There are actually several problems here.
The first one is somewhat trivial, and has been discussed in other answers. There are some Riemann integrable functions that are not derivatives. Simply consider any function defined on some interval $[a,b]$ continuous everywhere except at a single point where it has a jump discontinuity. By Darboux's theorem, such functions are not derivatives. Note that we want these functions to be Riemann integrable, because a single jump in the function should not affect its integrability.
There's other problems as well. You haven't specified boundedness of the derivative. The function $f:[-1,1] \to \mathbb{R}$ given by $f(x) = x^2\sin(x^{-2})$ and $f(0) = 0$ is differentiable on $[-1,1]$, but its derivative is unbounded. In particular, for all $\delta \in (0,1)$, $f'[(-\delta, \delta)] = \mathbb{R}$. Such functions should not be Riemann integrable. There's no sense of 'area'.

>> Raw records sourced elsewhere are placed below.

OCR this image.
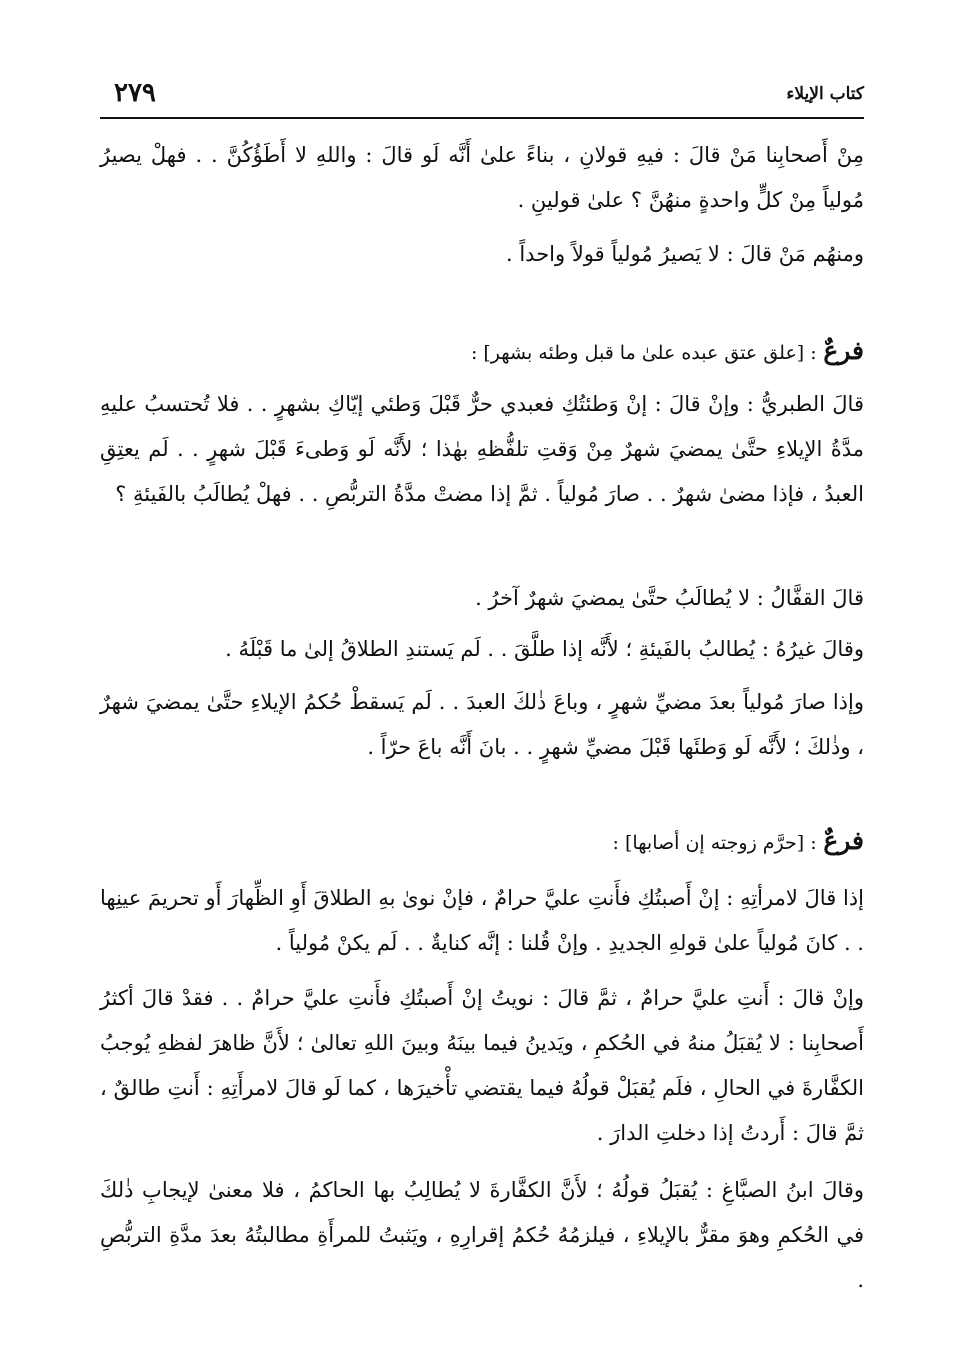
كتاب الإيلاء
٢٧٩

مِنْ أَصحابِنا مَنْ قالَ : فيهِ قولانِ ، بناءً علىٰ أَنَّه لَو قالَ : واللهِ لا أَطَؤُكُنَّ . . فهلْ يصيرُ مُولياً مِنْ كلٍّ واحدةٍ منهُنَّ ؟ علىٰ قولينِ .

ومنهُم مَنْ قالَ : لا يَصيرُ مُولياً قولاً واحداً .

فرعٌ : [علق عتق عبده علىٰ ما قبل وطئه بشهر] :

قالَ الطبريُّ : وإنْ قالَ : إنْ وَطئتُكِ فعبدي حرٌّ قَبْلَ وَطئي إيّاكِ بشهرٍ . . فلا تُحتسبُ عليهِ مدَّةُ الإيلاءِ حتَّىٰ يمضيَ شهرٌ مِنْ وَقتِ تلفُّظهِ بهٰذا ؛ لأَنَّه لَو وَطىءَ قَبْلَ شهرٍ . . لَم يعتِقِ العبدُ ، فإذا مضىٰ شهرٌ . . صارَ مُولياً . ثمَّ إذا مضتْ مدَّةُ التربُّصِ . . فهلْ يُطالَبُ بالفَيئةِ ؟

قالَ القفَّالُ : لا يُطالَبُ حتَّىٰ يمضيَ شهرٌ آخرُ .

وقالَ غيرُهُ : يُطالبُ بالفَيئةِ ؛ لأَنَّه إذا طلَّقَ . . لَم يَستندِ الطلاقُ إلىٰ ما قَبْلَهُ .

وإذا صارَ مُولياً بعدَ مضيِّ شهرٍ ، وباعَ ذٰلكَ العبدَ . . لَم يَسقطْ حُكمُ الإيلاءِ حتَّىٰ يمضيَ شهرٌ ، وذٰلكَ ؛ لأَنَّه لَو وَطئَها قَبْلَ مضيِّ شهرٍ . . بانَ أَنَّه باعَ حرّاً .

فرعٌ : [حرَّم زوجته إن أصابها] :

إذا قالَ لامرأتِهِ : إنْ أَصبتُكِ فأَنتِ عليَّ حرامٌ ، فإنْ نوىٰ بهِ الطلاقَ أَوِ الظِّهارَ أَو تحريمَ عينِها . . كانَ مُولياً علىٰ قولهِ الجديدِ . وإنْ قُلنا : إنَّه كنايةٌ . . لَم يكنْ مُولياً .

وإنْ قالَ : أَنتِ عليَّ حرامٌ ، ثمَّ قالَ : نويتُ إنْ أَصبتُكِ فأَنتِ عليَّ حرامٌ . . فقدْ قالَ أكثرُ أَصحابِنا : لا يُقبَلُ منهُ في الحُكمِ ، ويَدينُ فيما بينَهُ وبينَ اللهِ تعالىٰ ؛ لأَنَّ ظاهرَ لفظهِ يُوجبُ الكفَّارةَ في الحالِ ، فلَم يُقبَلْ قولُهُ فيما يقتضي تأْخيرَها ، كما لَو قالَ لامرأَتِهِ : أَنتِ طالقٌ ، ثمَّ قالَ : أَردتُ إذا دخلتِ الدارَ .

وقالَ ابنُ الصبَّاغِ : يُقبَلُ قولُهُ ؛ لأَنَّ الكفَّارةَ لا يُطالِبُ بها الحاكمُ ، فلا معنىٰ لإيجابِ ذٰلكَ في الحُكمِ وهوَ مقرٌّ بالإيلاءِ ، فيلزمُهُ حُكمُ إقرارِهِ ، ويَثبتُ للمرأَةِ مطالبتُهُ بعدَ مدَّةِ التربُّصِ .
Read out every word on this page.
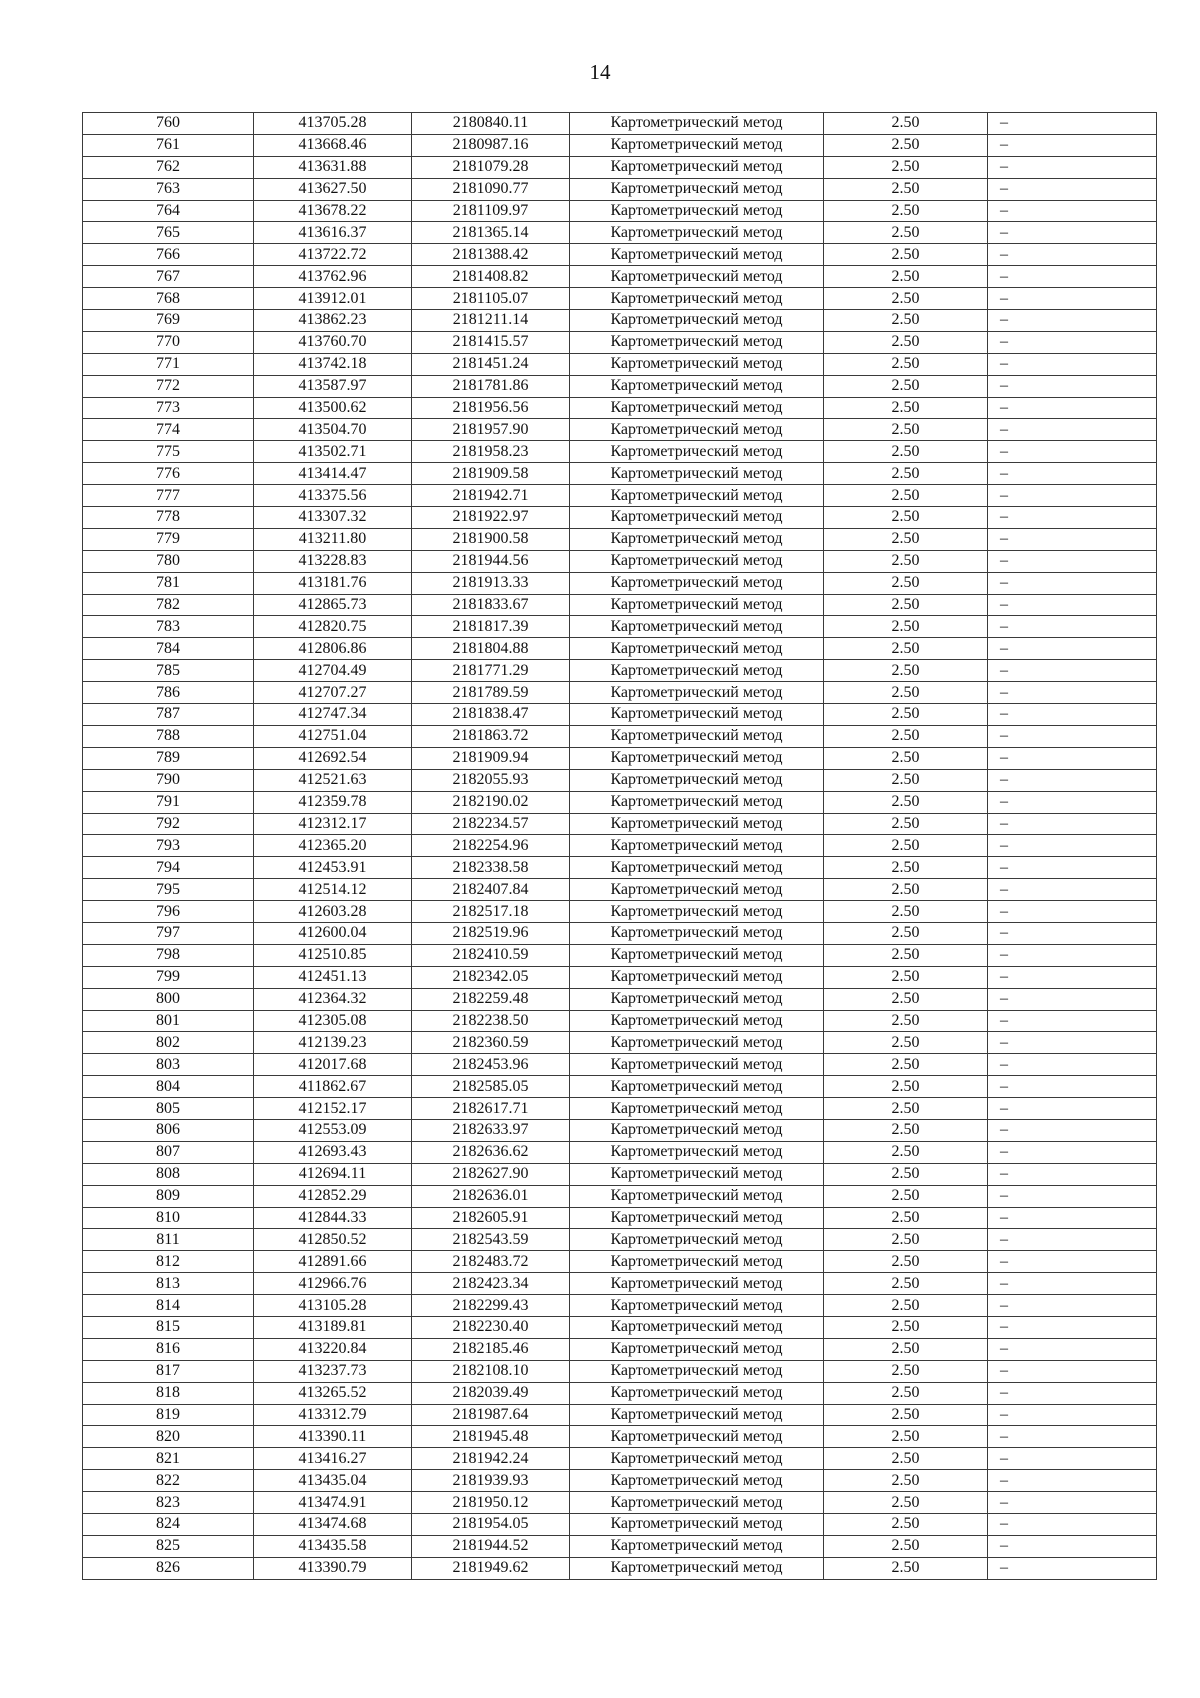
14
760	413705.28	2180840.11	Картометрический метод	2.50	–
761	413668.46	2180987.16	Картометрический метод	2.50	–
762	413631.88	2181079.28	Картометрический метод	2.50	–
763	413627.50	2181090.77	Картометрический метод	2.50	–
764	413678.22	2181109.97	Картометрический метод	2.50	–
765	413616.37	2181365.14	Картометрический метод	2.50	–
766	413722.72	2181388.42	Картометрический метод	2.50	–
767	413762.96	2181408.82	Картометрический метод	2.50	–
768	413912.01	2181105.07	Картометрический метод	2.50	–
769	413862.23	2181211.14	Картометрический метод	2.50	–
770	413760.70	2181415.57	Картометрический метод	2.50	–
771	413742.18	2181451.24	Картометрический метод	2.50	–
772	413587.97	2181781.86	Картометрический метод	2.50	–
773	413500.62	2181956.56	Картометрический метод	2.50	–
774	413504.70	2181957.90	Картометрический метод	2.50	–
775	413502.71	2181958.23	Картометрический метод	2.50	–
776	413414.47	2181909.58	Картометрический метод	2.50	–
777	413375.56	2181942.71	Картометрический метод	2.50	–
778	413307.32	2181922.97	Картометрический метод	2.50	–
779	413211.80	2181900.58	Картометрический метод	2.50	–
780	413228.83	2181944.56	Картометрический метод	2.50	–
781	413181.76	2181913.33	Картометрический метод	2.50	–
782	412865.73	2181833.67	Картометрический метод	2.50	–
783	412820.75	2181817.39	Картометрический метод	2.50	–
784	412806.86	2181804.88	Картометрический метод	2.50	–
785	412704.49	2181771.29	Картометрический метод	2.50	–
786	412707.27	2181789.59	Картометрический метод	2.50	–
787	412747.34	2181838.47	Картометрический метод	2.50	–
788	412751.04	2181863.72	Картометрический метод	2.50	–
789	412692.54	2181909.94	Картометрический метод	2.50	–
790	412521.63	2182055.93	Картометрический метод	2.50	–
791	412359.78	2182190.02	Картометрический метод	2.50	–
792	412312.17	2182234.57	Картометрический метод	2.50	–
793	412365.20	2182254.96	Картометрический метод	2.50	–
794	412453.91	2182338.58	Картометрический метод	2.50	–
795	412514.12	2182407.84	Картометрический метод	2.50	–
796	412603.28	2182517.18	Картометрический метод	2.50	–
797	412600.04	2182519.96	Картометрический метод	2.50	–
798	412510.85	2182410.59	Картометрический метод	2.50	–
799	412451.13	2182342.05	Картометрический метод	2.50	–
800	412364.32	2182259.48	Картометрический метод	2.50	–
801	412305.08	2182238.50	Картометрический метод	2.50	–
802	412139.23	2182360.59	Картометрический метод	2.50	–
803	412017.68	2182453.96	Картометрический метод	2.50	–
804	411862.67	2182585.05	Картометрический метод	2.50	–
805	412152.17	2182617.71	Картометрический метод	2.50	–
806	412553.09	2182633.97	Картометрический метод	2.50	–
807	412693.43	2182636.62	Картометрический метод	2.50	–
808	412694.11	2182627.90	Картометрический метод	2.50	–
809	412852.29	2182636.01	Картометрический метод	2.50	–
810	412844.33	2182605.91	Картометрический метод	2.50	–
811	412850.52	2182543.59	Картометрический метод	2.50	–
812	412891.66	2182483.72	Картометрический метод	2.50	–
813	412966.76	2182423.34	Картометрический метод	2.50	–
814	413105.28	2182299.43	Картометрический метод	2.50	–
815	413189.81	2182230.40	Картометрический метод	2.50	–
816	413220.84	2182185.46	Картометрический метод	2.50	–
817	413237.73	2182108.10	Картометрический метод	2.50	–
818	413265.52	2182039.49	Картометрический метод	2.50	–
819	413312.79	2181987.64	Картометрический метод	2.50	–
820	413390.11	2181945.48	Картометрический метод	2.50	–
821	413416.27	2181942.24	Картометрический метод	2.50	–
822	413435.04	2181939.93	Картометрический метод	2.50	–
823	413474.91	2181950.12	Картометрический метод	2.50	–
824	413474.68	2181954.05	Картометрический метод	2.50	–
825	413435.58	2181944.52	Картометрический метод	2.50	–
826	413390.79	2181949.62	Картометрический метод	2.50	–
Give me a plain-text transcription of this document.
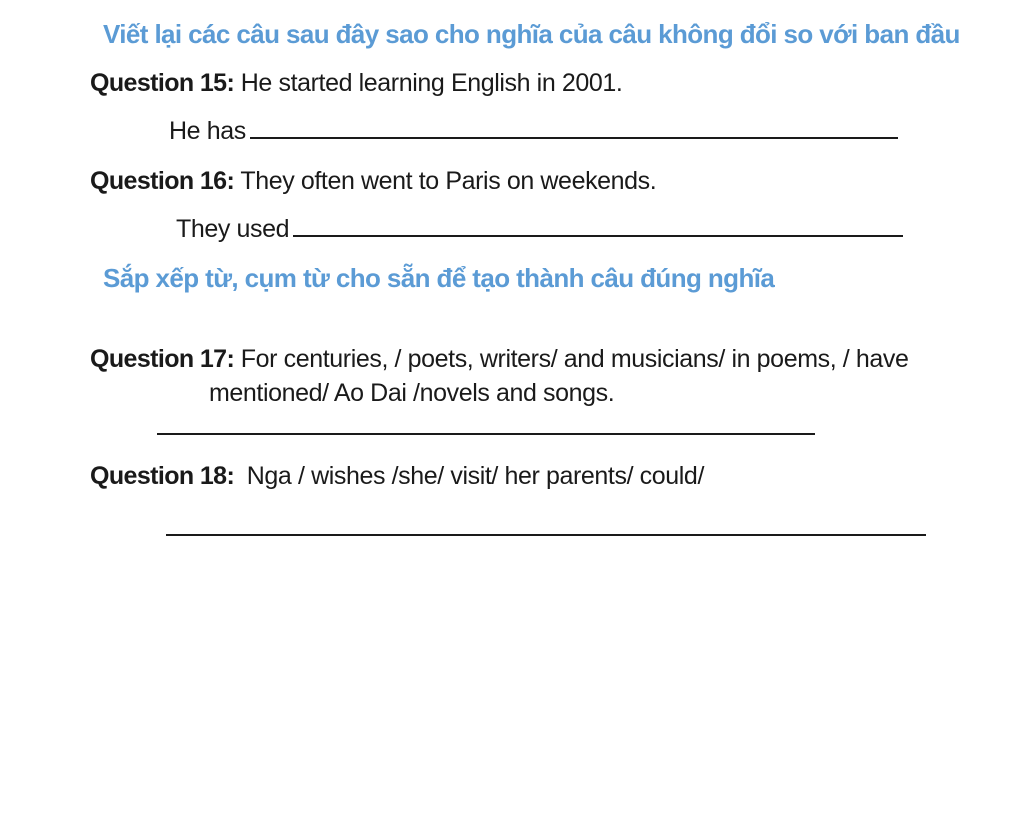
Viết lại các câu sau đây sao cho nghĩa của câu không đổi so với ban đầu
Question 15: He started learning English in 2001.
He has
Question 16: They often went to Paris on weekends.
They used
Sắp xếp từ, cụm từ cho sẵn để tạo thành câu đúng nghĩa
Question 17: For centuries, / poets, writers/ and musicians/ in poems, / have
mentioned/ Ao Dai /novels and songs.
Question 18: Nga / wishes /she/ visit/ her parents/ could/
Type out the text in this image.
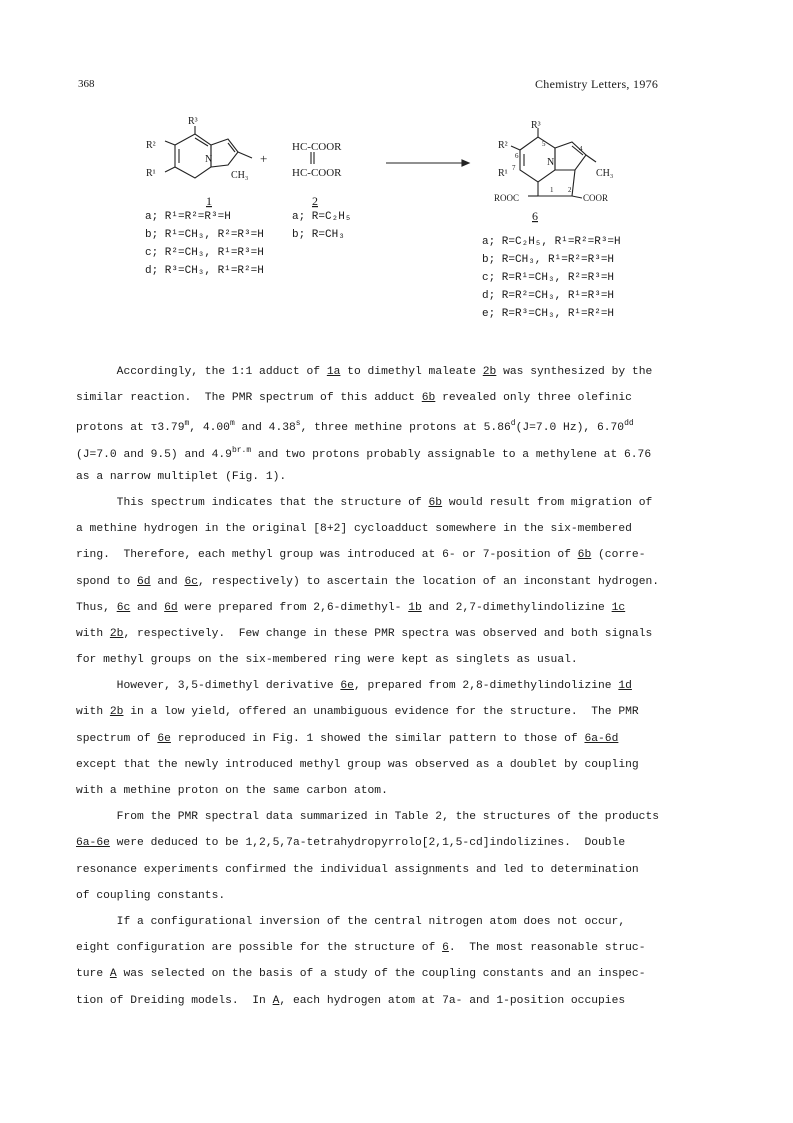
368	Chemistry Letters, 1976
R³
R²
R¹
N
CH₃
1
+
HC-COOR
HC-COOR
2
R³
R²
R¹
N
CH₃
ROOC	COOR
4
5
6
7
1 2
6
a; R¹=R²=R³=H
b; R¹=CH₃, R²=R³=H
c; R²=CH₃, R¹=R³=H
d; R³=CH₃, R¹=R²=H
a; R=C₂H₅
b; R=CH₃
a; R=C₂H₅, R¹=R²=R³=H
b; R=CH₃, R¹=R²=R³=H
c; R=R¹=CH₃, R²=R³=H
d; R=R²=CH₃, R¹=R³=H
e; R=R³=CH₃, R¹=R²=H
Accordingly, the 1:1 adduct of 1a to dimethyl maleate 2b was synthesized by the
similar reaction.  The PMR spectrum of this adduct 6b revealed only three olefinic
protons at τ3.79$^m$, 4.00$^m$ and 4.38$^s$, three methine protons at 5.86$^d$(J=7.0 Hz), 6.70$^{dd}$
(J=7.0 and 9.5) and $4.9^{br.m}$ and two protons probably assignable to a methylene at 6.76
as a narrow multiplet (Fig. 1).
This spectrum indicates that the structure of 6b would result from migration of
a methine hydrogen in the original [8+2] cycloadduct somewhere in the six-membered
ring.  Therefore, each methyl group was introduced at 6- or 7-position of 6b (corre-
spond to 6d and 6c, respectively) to ascertain the location of an inconstant hydrogen.
Thus, 6c and 6d were prepared from 2,6-dimethyl- 1b and 2,7-dimethylindolizine 1c
with 2b, respectively.  Few change in these PMR spectra was observed and both signals
for methyl groups on the six-membered ring were kept as singlets as usual.
However, 3,5-dimethyl derivative 6e, prepared from 2,8-dimethylindolizine 1d
with 2b in a low yield, offered an unambiguous evidence for the structure.  The PMR
spectrum of 6e reproduced in Fig. 1 showed the similar pattern to those of 6a-6d
except that the newly introduced methyl group was observed as a doublet by coupling
with a methine proton on the same carbon atom.
From the PMR spectral data summarized in Table 2, the structures of the products
6a-6e were deduced to be 1,2,5,7a-tetrahydropyrrolo[2,1,5-cd]indolizines.  Double
resonance experiments confirmed the individual assignments and led to determination
of coupling constants.
If a configurational inversion of the central nitrogen atom does not occur,
eight configuration are possible for the structure of 6.  The most reasonable struc-
ture A was selected on the basis of a study of the coupling constants and an inspec-
tion of Dreiding models.  In A, each hydrogen atom at 7a- and 1-position occupies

But, even if the derivative is bounded, there's some quite ugly derivatives. For example, the derivative of the Volterra function is bounded, but it is discontinuous on a set of positive measure. For Riemann integrability, it's very desirable for the discontinuity set to be of measure zero. The function should not 'jump' too much; otherwise it can't be well-approximated by step functions.